Viele Sprachen kommen übrigens ohne Genus aus, so u.a. das Englische, das den Unterschied nur beim Pronomen (he/she/it) kennt, oder das Neupersische (Fārsī), das auch beim Pronomen kein Genus aufweist (u = er/sie/es).
Die Kritik an der mit „politischer
Korrektheit“ bezeichneten Sprachpolitik kann man im Wesentlichen in einen primär
sprachkritischen und einen dezidiert sprachpolitischen Zweig unterteilen. So
weist der slowenische Philosoph Slavoj Žižek darauf hin, dass sich politisch korrekte Begriffe
abnützen, da die Ersatzbegriffe mit der Zeit die Bedeutung des Wortes erben,
das sie eigentlich ersetzen sollten, wenn sie nicht mit einer Veränderung der
sozialen Wirklichkeit einhergingen. So könne allein durch eine fortwährende
Neuschöpfung von Ersatzbegriffen wie z.B. im eingangs erwähnten
US-amerikanischen Beispiel Negro → black people →
coloured people → Afro-Americans noch keine durchgreifende Veränderung erzielt werden,
wenn den Worten keine Taten folgen, also tatsächliche soziale Integration. Die rein sprachliche Prägung immer
neuer Begriffe enthülle die Unfähigkeit, die tatsächlichen Ursachen von Rassismus und Sexismus allein durch Sprachpolitik zu
überwinden.

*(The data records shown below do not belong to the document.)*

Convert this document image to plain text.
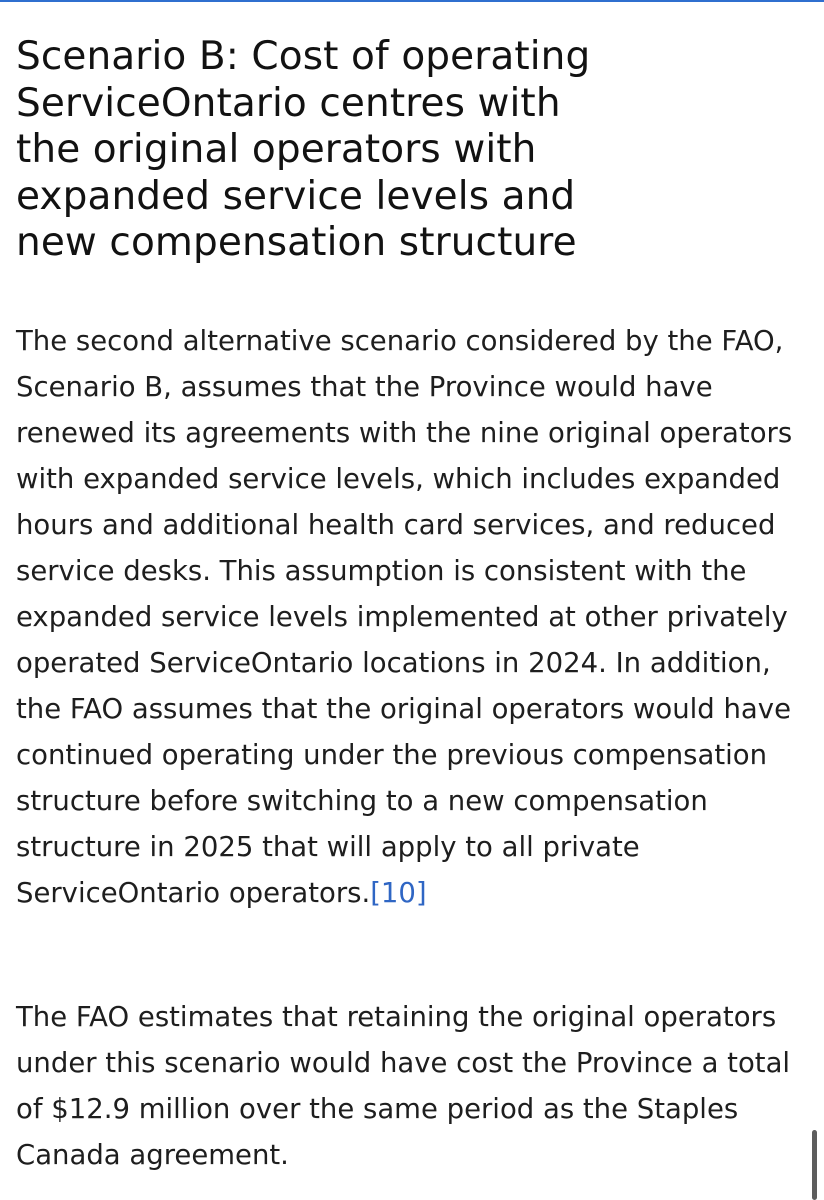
Scenario B: Cost of operating ServiceOntario centres with the original operators with expanded service levels and new compensation structure

The second alternative scenario considered by the FAO, Scenario B, assumes that the Province would have renewed its agreements with the nine original operators with expanded service levels, which includes expanded hours and additional health card services, and reduced service desks. This assumption is consistent with the expanded service levels implemented at other privately operated ServiceOntario locations in 2024. In addition, the FAO assumes that the original operators would have continued operating under the previous compensation structure before switching to a new compensation structure in 2025 that will apply to all private ServiceOntario operators.[10]

The FAO estimates that retaining the original operators under this scenario would have cost the Province a total of $12.9 million over the same period as the Staples Canada agreement.
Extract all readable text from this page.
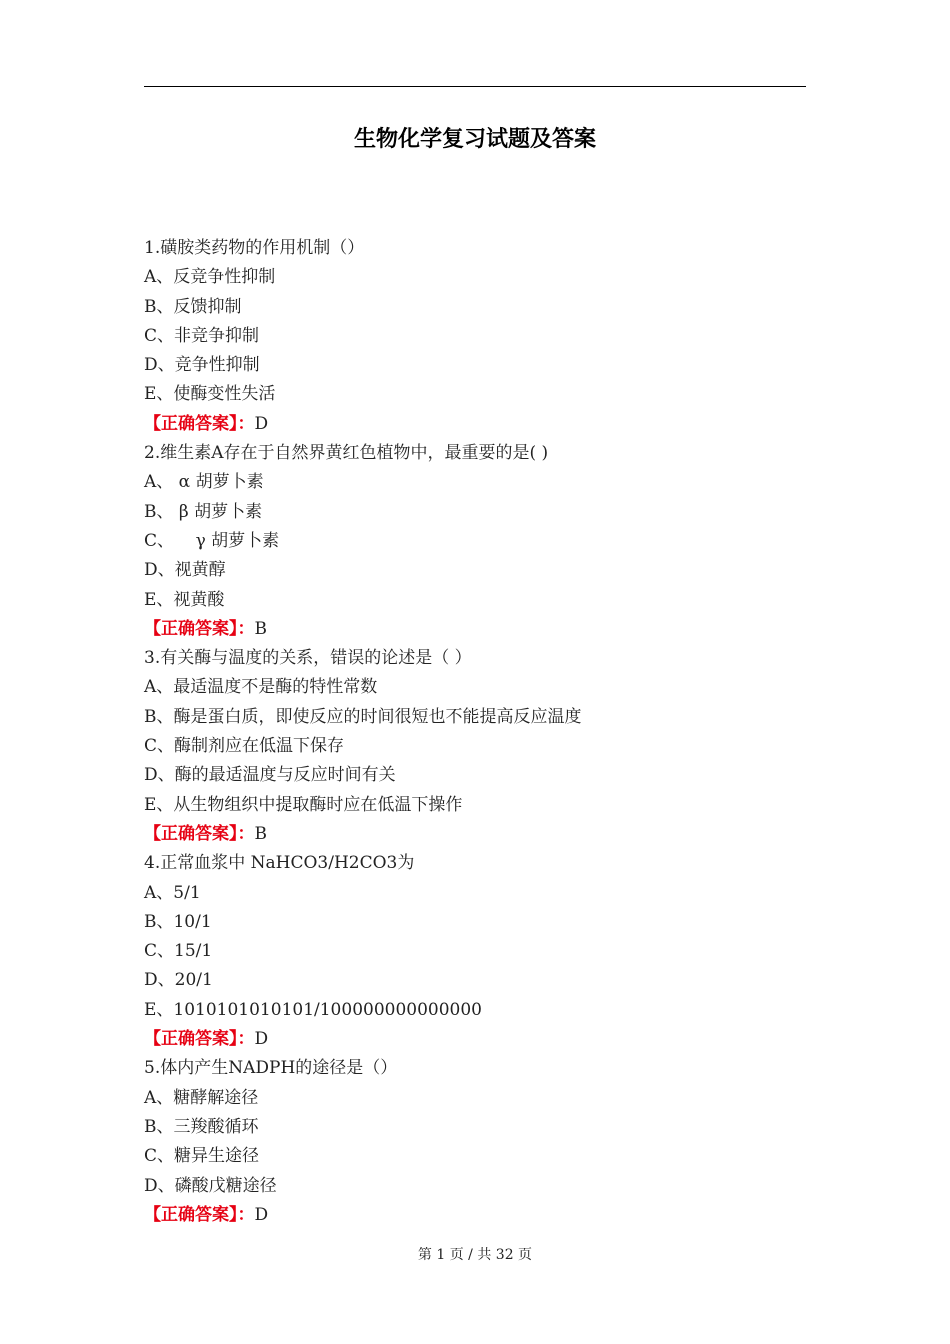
生物化学复习试题及答案
1.磺胺类药物的作用机制（）
A、反竞争性抑制
B、反馈抑制
C、非竞争抑制
D、竞争性抑制
E、使酶变性失活
【正确答案】：D
2.维生素A存在于自然界黄红色植物中，最重要的是( )
A、 α 胡萝卜素
B、 β 胡萝卜素
C、    γ 胡萝卜素
D、视黄醇
E、视黄酸
【正确答案】：B
3.有关酶与温度的关系，错误的论述是（ ）
A、最适温度不是酶的特性常数
B、酶是蛋白质，即使反应的时间很短也不能提高反应温度
C、酶制剂应在低温下保存
D、酶的最适温度与反应时间有关
E、从生物组织中提取酶时应在低温下操作
【正确答案】：B
4.正常血浆中 NaHCO3/H2CO3为
A、5/1
B、10/1
C、15/1
D、20/1
E、1010101010101/100000000000000
【正确答案】：D
5.体内产生NADPH的途径是（）
A、糖酵解途径
B、三羧酸循环
C、糖异生途径
D、磷酸戊糖途径
【正确答案】：D
第 1 页 / 共 32 页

Mit ähnlichen Argumenten vertritt der Germanist Armin
Burkhardt die Auffassung, dass
politische Korrektheit auf lange Sicht nicht erfolgreich sein könne, wenn nicht
zugleich die alten Tabus und Vorurteile oder Aberglaube überwunden würden.
„Politische Korrektheit“ hat vielfach
also auch negative Konnotationen, man sollte sie in erster Linie aber neutral
im Sinne eines höflichen Umgangs miteinander in der politischen Auseinandersetzung
sehen, um als Mittel gegenseitiger Achtung zu dienen und zur Begegnung mit
„anderen“ auf Augenhöhe beitragen zu können, indem problematische, oft auch als
beleidigend empfundene Ausdrucksweisen vermieden werden, um den schwierigen Weg
zu Verständigung und Lösungen zu ermöglichen.